Opsis healthcare grade emotion AI helps healthcare professionals deal more effectively with depression, mental illness and remote patient monitoring

Mental Health is a complex systemic disorder with many nonmotor symptoms which include neuropsychiatric features such as cognitive impairment and psychosis dominate that have been challenging to be recognised by healthcare providers. Depression is a condition that is extremely hard to monitor even if someone is in a treatment program. The gap between people needing care and those who receive effective treatment remains substantial due to lack of affordability and trained personnels.

 

Opsis emotion AI technology is of healthcare grade. Our technology helps healthcare professionals deal more effectively with depression and mental illness. It measures facial expressions, speech, gestures & context to analyse a person’s emotional state precisely, with finer granularity, capturing subtle facial cues and small variations in affective states. It helps detect mental health conditions such as depression, anxiety, stress and suicidal tendencies. We also identify non-motor Stage 1 and Stage 2 symptoms for Depression, Anxiety, Cognitive decline, Psychosis, Sleep problems and Hallucinations. The underlining purpose is to detect early signs for medical conditions like Dementia and Alzheimer’s Disease. 

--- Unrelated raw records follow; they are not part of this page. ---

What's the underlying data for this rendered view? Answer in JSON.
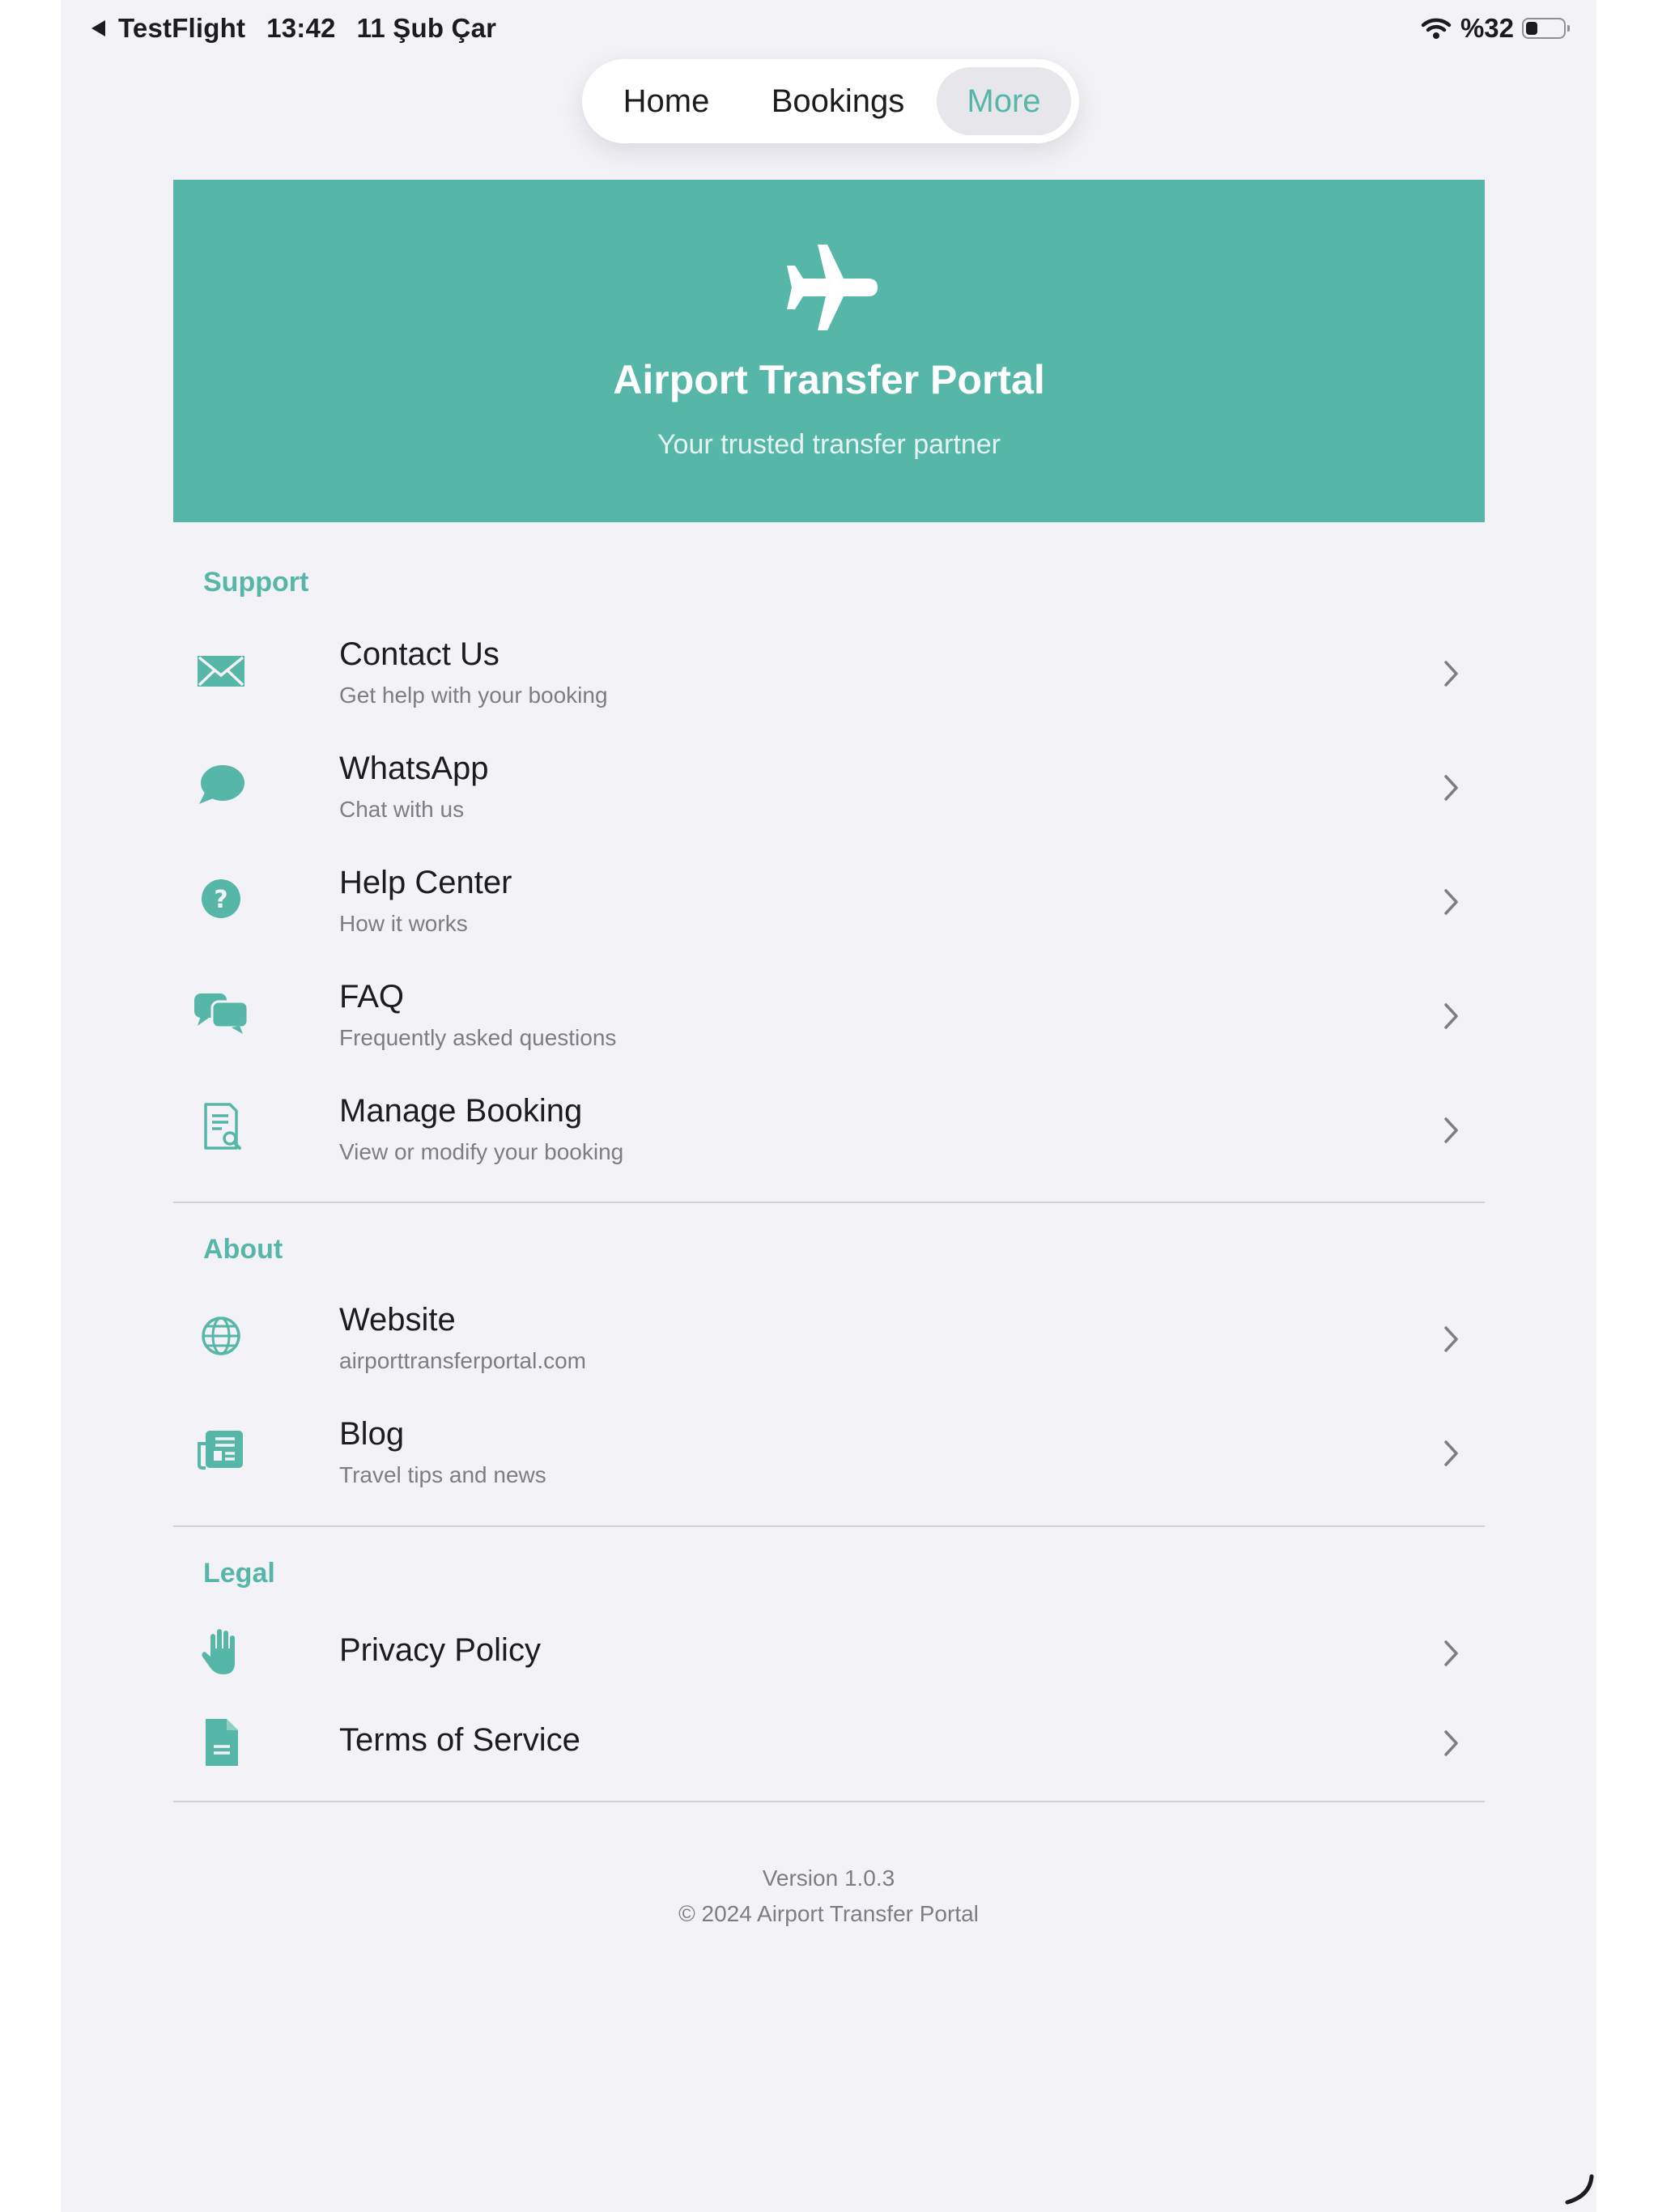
{
  "status_bar": {
    "back_app": "TestFlight",
    "time": "13:42",
    "date": "11 Şub Çar",
    "battery": "%32",
    "battery_level_percent": 32
  },
  "nav": {
    "tabs": [
      {
        "label": "Home",
        "active": false
      },
      {
        "label": "Bookings",
        "active": false
      },
      {
        "label": "More",
        "active": true
      }
    ]
  },
  "hero": {
    "icon": "airplane-icon",
    "title": "Airport Transfer Portal",
    "subtitle": "Your trusted transfer partner"
  },
  "sections": {
    "support": {
      "header": "Support",
      "items": [
        {
          "title": "Contact Us",
          "subtitle": "Get help with your booking",
          "icon": "envelope-icon"
        },
        {
          "title": "WhatsApp",
          "subtitle": "Chat with us",
          "icon": "chat-bubble-icon"
        },
        {
          "title": "Help Center",
          "subtitle": "How it works",
          "icon": "question-circle-icon"
        },
        {
          "title": "FAQ",
          "subtitle": "Frequently asked questions",
          "icon": "comments-icon"
        },
        {
          "title": "Manage Booking",
          "subtitle": "View or modify your booking",
          "icon": "document-search-icon"
        }
      ]
    },
    "about": {
      "header": "About",
      "items": [
        {
          "title": "Website",
          "subtitle": "airporttransferportal.com",
          "icon": "globe-icon"
        },
        {
          "title": "Blog",
          "subtitle": "Travel tips and news",
          "icon": "newspaper-icon"
        }
      ]
    },
    "legal": {
      "header": "Legal",
      "items": [
        {
          "title": "Privacy Policy",
          "icon": "hand-icon"
        },
        {
          "title": "Terms of Service",
          "icon": "file-text-icon"
        }
      ]
    }
  },
  "footer": {
    "version": "Version 1.0.3",
    "copyright": "© 2024 Airport Transfer Portal"
  },
  "colors": {
    "accent": "#56b6a7",
    "background": "#f2f2f7",
    "text": "#1c1c1e",
    "secondary_text": "#7d7d82"
  }
}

Emotions and health are closely interrelated. Doctors can also use our emotion analytics to help identify a deterioration in chronic illnesses such as diabetes, cancer and heart disease in patients. Depression, stress and anxiety tend to worsen these conditions as they down-regulate various parts of the cellular immune response.

 

In mental health screening, our technology can help enable staffs to perform accurate screenings for government sectors such as public health, defense or for companies such as mining, shipping where good mental health is critical to help protect staffs against accidents. 

 

Our solution can also be used in monitoring, recognizing, and evaluating emotions for various medical purposes, such as remote patient monitoring in hospitals and home nursing care. We use emotion sensing (depression) combined with pain detection to monitor progress for stroke, acute pain and incisive care recoveries. Pain detection from facial expressions is highly reliable using a set of facial muscle-based action units. Automation of 24/7 remote patient monitoring can help support nurses in taking care of seriously ill patients. It also enables hospitals to allocate manpower resources more efficiently, helps to lower the cost of service while maintaining high quality care for patients.

Mental Health Treatment

  • Detect non-motor Stage 1 and Stage 2 symptoms for Depression, Anxiety, Cognitive decline, Psychosis, Sleep problems and Hallucinations
  • Detect early signs for medical conditions like Dementia and Alzheimer’s Disease
  • Particularly useful in virtual counselling, which is much less expensive than in-person consultative processes with psychologists or therapists. This is especially important due to the long duration of care needed to coach mental wellness. 
  • Help in long-term mental or behavioural therapy

Mental health screening

  • Can access accurately the emotional state of mind of patient
  • With just 15-20 minutes of the assessment, the social worker is able to tell what protocol to implement – whether to send the patient to counsellor, clinical or specialist for care planning
  • Time taken to detect mental health issues is reduced from 1 hour to 15 minutes
  • Reduce social worker’s experience requirement from 3 to 5 years to just 3 weeks
  • Help enable staffs to perform accurate screenings for government sectors such as public health, defense or for companies such as mining, shipping where good mental health is critical to help protect staffs against accidents

Remote Patient Monitoring

  • Evaluate patients’ emotional state of mind, such as depression, as well as pain conditions identified through facial cues
  • Monitor progress for stroke, acute pain and incisive care recoveries
  • Predict potential alarm with psychometric analytics – if the algorithm detects that the patient may be suicidal or feeling extreme pain, it will prompt alerts to the caregiver for fast intervention
  • Help to connect and fill information gaps between consultations  
  • Help support nurses in taking care of seriously ill patients, facilitates optimal manpower resource allocation for the hospital
  • Lower cost of service while maintaining high quality care for patients
  • To support home caregiver in nursing care – particularly useful in cases where the care recipients are suffering from depression, anxiety, Alzheimer’s, chronic illnesses like cancer, or recovering from stroke and post-surgery.

Remote Consultation

  • Integrate emotion recognition technology into existing tele-health platforms in hospitals
  • Detect patient’s emotional state to alert doctors to the need for further examination 
  • Help detect a deterioration of chronic illnesses such as diabetes, cancer and heart disease in patients
  • Help in risk profiling of patients so doctors can prioritize their time to attend to more severe cases
  • Emotion analytics can be integrated with more patient database and sharing models for developing more medical service modalities to monitor and predict health state of patients.